Admittedly, this is a little tricky because you have to rely on yourself to adhere to the study plan. Take it as an opportunity to learn how to hold yourself accountable and be responsible for your own successes.

Take notes

The shortest pencil is longer than the longest memory. Actively taking notes may seem like a hassle, but it has been studied to help learners sustain focus, absorb knowledge, and memorise better. Taking notes will also give you time to critically process what you’re learning, and maybe even think of an answer structure in case it pops out on the exam.

Establish a routine

Set a certain time every day to start your study period. Similar to the study plan, it is easier to stick to a routine than improvising everyday. If you repeat a routine consistently, your body will get used to it and you can enter “study mode” faster. However, your schedule can be very different from others, which we’ll talk about next.

Study at the right time

Some people are early-risers, those mythical beings who can actually get up early and be productive earlier in the morning. Most of us are night-owls, wide awake and more energetic at a later time of the day. If you’re a night owl, don’t force yourself to wake up way too early and study. Conversely, an early-riser shouldn’t try to pull off an all-nighter to maximize their studying time. At this point, we’re sure you know which group you belong to.

That being said, keep in mind that staying up all night is not a healthy lifestyle. We cannot seriously endorse such a lifestyle in the long term. Listen to your body and get adequate rest to live a long and healthy life.

Avoid multitasking

Yes, all of us have that urge to suddenly do anything else to have an excuse to not study. But moving away from your desk too often breaks your concentration and disrupts your study quality. You are less likely to absorb what you’ve been studying if you try to multitask.

If you need to do other activities, make a plan to do them either before or after your study period. For example, you don’t want to exercise before you study if you usually get tired and sleepy after exercising. You know yourself best, so plan your day to maximise your studying efficiency.

Don’t forget your social time

Being away from friends can be tough, even more so if you’re an international student living apart from your family too. In this trying time, remember to take a moment everyday to connect with others.

Thanks to modern technology, it’s as easy as setting up a Zoom meeting, a WhatsApp call, or even Facebook chat group for all we care. Pick your choice, and give your family and friends a call to let them know how you’re doing and make sure they’re okay.
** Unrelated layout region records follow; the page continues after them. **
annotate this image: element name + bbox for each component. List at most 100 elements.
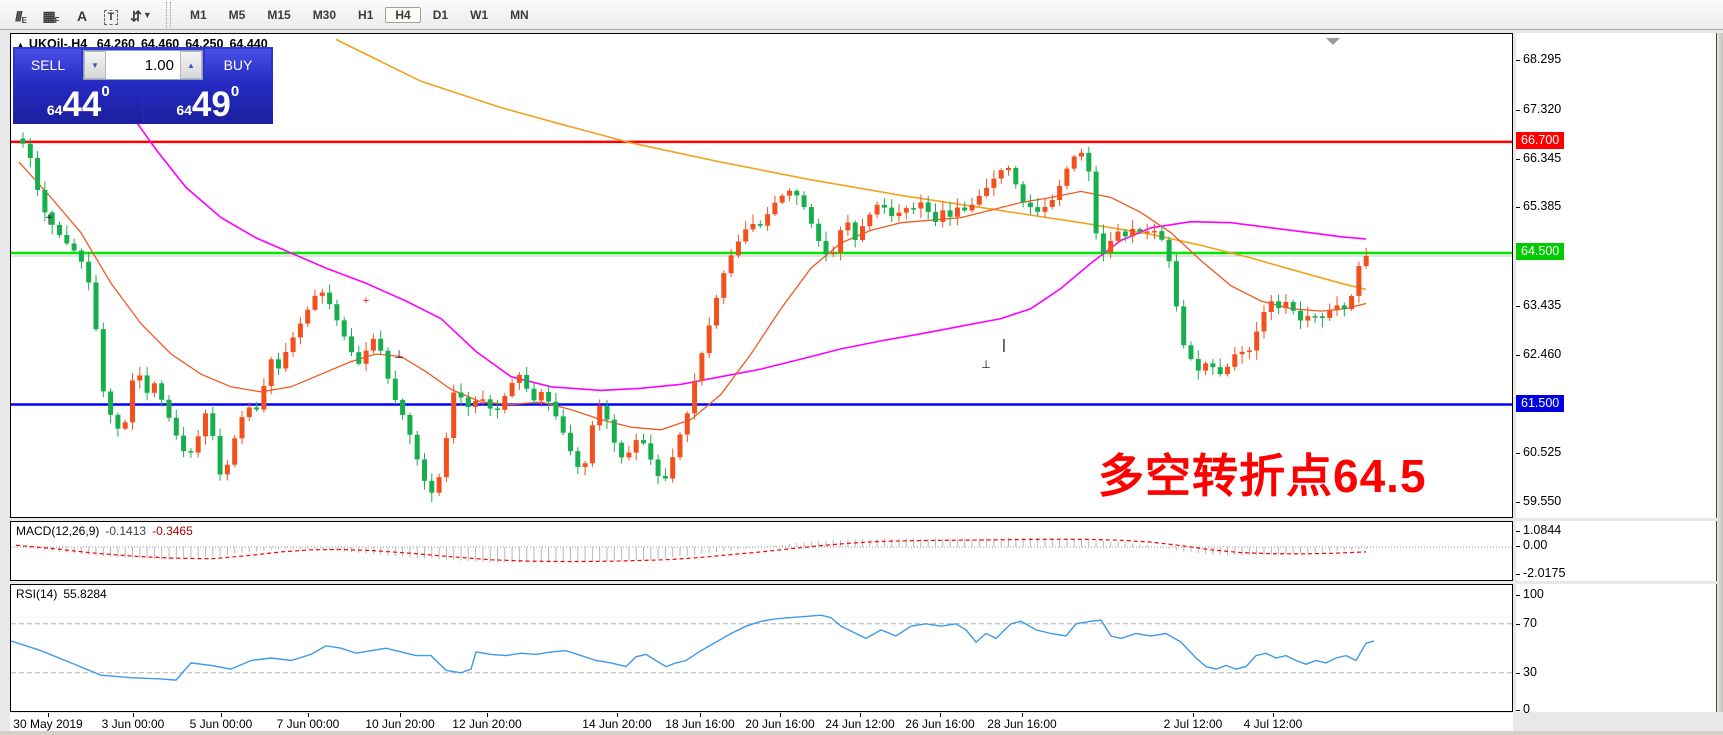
ma-slow-orange	[335, 38, 1367, 291]
fibonacci-grid-icon[interactable]: ▦ F	[42, 7, 60, 25]
volume-spinner: ▼ ▲	[83, 50, 203, 80]
time-tick	[780, 713, 781, 717]
time-label: 20 Jun 16:00	[745, 717, 815, 731]
time-label: 10 Jun 20:00	[365, 717, 435, 731]
rsi-scale-tick: 0	[1516, 701, 1530, 716]
macd-signal-value: -0.3465	[152, 524, 193, 538]
ma-fast-red	[18, 161, 1367, 431]
bid-price-big: 44	[62, 85, 102, 124]
volume-decrease-button[interactable]: ▼	[84, 51, 106, 79]
macd-scale-tick: 1.0844	[1515, 522, 1562, 537]
price-line-badge: 61.500	[1516, 394, 1565, 412]
top-toolbar: ///E ▦ F A T ⇵ ▼ M1 M5 M15 M30 H1 H4 D1 W1 MN	[0, 0, 1723, 30]
draw-lines-icon[interactable]: ///E	[14, 7, 27, 25]
price-tick: 65.385	[1515, 199, 1562, 214]
chart-object-marker: ⊥	[394, 349, 404, 361]
chart-object-marker: †	[45, 212, 52, 227]
time-tick	[617, 713, 618, 717]
macd-scale-tick: 0.00	[1515, 538, 1548, 552]
main-chart-panel[interactable]: ▲ UKOil-,H4 64.260 64.460 64.250 64.440 SELL…	[10, 33, 1513, 518]
volume-increase-button[interactable]: ▲	[180, 51, 202, 79]
chart-annotation-text: 多空转折点64.5	[1098, 450, 1427, 502]
time-label: 12 Jun 20:00	[452, 717, 522, 731]
bid-price-box[interactable]: 64 44 0	[15, 82, 142, 123]
ask-price-sup: 0	[230, 83, 240, 100]
price-tick: 62.460	[1515, 347, 1562, 362]
volume-input[interactable]	[106, 51, 180, 79]
rsi-name: RSI(14)	[16, 587, 58, 601]
timeframe-W1[interactable]: W1	[470, 7, 489, 22]
time-tick	[1273, 713, 1274, 717]
timeframe-D1[interactable]: D1	[432, 7, 449, 22]
ask-price-box[interactable]: 64 49 0	[144, 82, 271, 124]
time-tick	[700, 713, 701, 717]
macd-signal-line	[15, 538, 1367, 563]
macd-label: MACD(12,26,9) -0.1413 -0.3465	[16, 524, 193, 538]
chart-object-marker: ⊥	[981, 359, 991, 371]
candlestick-chart[interactable]: † + ⊥ ⊥ |	[11, 34, 1512, 517]
time-tick	[221, 713, 222, 717]
price-tick: 59.550	[1515, 493, 1562, 508]
rsi-label: RSI(14) 55.8284	[16, 587, 107, 601]
right-edge-strip	[1718, 33, 1723, 712]
time-axis[interactable]: 30 May 2019 3 Jun 00:00 5 Jun 00:00 7 Jun 0…	[10, 713, 1513, 732]
timeframe-M30[interactable]: M30	[312, 7, 337, 22]
rsi-line	[11, 614, 1375, 681]
price-scale[interactable]: 68.295 67.320 66.345 65.385 63.435 62.460 60.5…	[1515, 33, 1717, 518]
ma-medium-magenta	[128, 111, 1367, 392]
time-label: 14 Jun 20:00	[582, 717, 652, 731]
time-tick	[308, 713, 309, 717]
macd-panel[interactable]: MACD(12,26,9) -0.1413 -0.3465	[10, 521, 1513, 581]
time-label: 3 Jun 00:00	[101, 717, 165, 731]
timeframe-H4[interactable]: H4	[385, 6, 421, 23]
time-label: 30 May 2019	[13, 717, 83, 731]
timeframe-M1[interactable]: M1	[190, 7, 207, 22]
macd-main-value: -0.1413	[105, 524, 147, 538]
scroll-to-end-marker	[1326, 38, 1340, 45]
price-tick: 68.295	[1515, 52, 1562, 67]
text-box-icon[interactable]: T	[96, 3, 126, 27]
time-tick	[133, 713, 134, 717]
rsi-scale-tick: 100	[1516, 587, 1544, 601]
price-tick: 66.345	[1515, 150, 1562, 165]
timeframe-M5[interactable]: M5	[228, 7, 246, 22]
toolbar-separator	[166, 1, 171, 28]
timeframe-H1[interactable]: H1	[358, 7, 374, 22]
rsi-scale-tick: 30	[1516, 664, 1537, 679]
sell-button[interactable]: SELL	[15, 49, 81, 81]
time-label: 24 Jun 12:00	[825, 717, 895, 731]
rsi-panel[interactable]: RSI(14) 55.8284	[10, 584, 1513, 712]
price-tick: 60.525	[1515, 444, 1562, 459]
macd-name: MACD(12,26,9)	[16, 524, 100, 538]
time-label: 28 Jun 16:00	[987, 717, 1057, 731]
time-tick	[1193, 713, 1194, 717]
time-label: 26 Jun 16:00	[905, 717, 975, 731]
time-tick	[48, 713, 49, 717]
buy-button[interactable]: BUY	[205, 49, 271, 81]
price-tick: 63.435	[1515, 297, 1562, 312]
time-label: 2 Jul 12:00	[1163, 717, 1223, 731]
rsi-scale: 100 70 30 0	[1516, 584, 1717, 716]
time-tick	[1022, 713, 1023, 717]
timeframe-M15[interactable]: M15	[267, 7, 291, 22]
timeframe-MN[interactable]: MN	[510, 7, 529, 22]
rsi-chart	[11, 614, 1512, 681]
rsi-value: 55.8284	[63, 587, 107, 601]
time-label: 4 Jul 12:00	[1243, 717, 1303, 731]
ask-price-big: 49	[191, 85, 231, 124]
price-line-badge: 66.700	[1516, 131, 1565, 149]
rsi-scale-tick: 70	[1516, 615, 1537, 630]
ask-price-small: 64	[176, 102, 192, 118]
time-tick	[940, 713, 941, 717]
bottom-edge-strip	[0, 731, 1723, 735]
time-tick	[860, 713, 861, 717]
collapse-triangle-icon: ▲	[16, 40, 25, 50]
arrows-style-icon[interactable]: ⇵ ▼	[130, 7, 152, 24]
time-tick	[487, 713, 488, 717]
time-label: 5 Jun 00:00	[189, 717, 253, 731]
time-label: 18 Jun 16:00	[665, 717, 735, 731]
bid-price-small: 64	[46, 102, 63, 118]
time-label: 7 Jun 00:00	[276, 717, 340, 731]
text-label-icon[interactable]: A	[76, 7, 87, 24]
Stay in touch with your lecturers/teachers

Staying in contact with your lecturers is more important than you think. Most if not all lecturers will happily assist you if you email them your questions or enquiries. You are going to get stuck or unsure about certain things in your studies, so don’t hesitate to reach out to your lecturers when you do.

But, remember that they are also people with their own lives and responsibilities. If they take some time to reply, politely remind them as they might have been taking a break or busy. Always be respectful when writing emails, unless you don’t want to be taken seriously.

Be considerate

To yourself. Make sure you have a good amount of sleep, drink enough water, and eat well - exam period is not the time to try out that new diet trend you saw on Instagram. Treat yourself to some Macca’s if it’ll boost your mood.

Also make sure to take care of yourself mentally. Being stressed out or anxious about studying and your grades will affect your performance during the exams. Know that all of us are as anxious and worrisome as you are. Never hesitate to reach out to your friends and families, university counselors, or even free online counselling for help.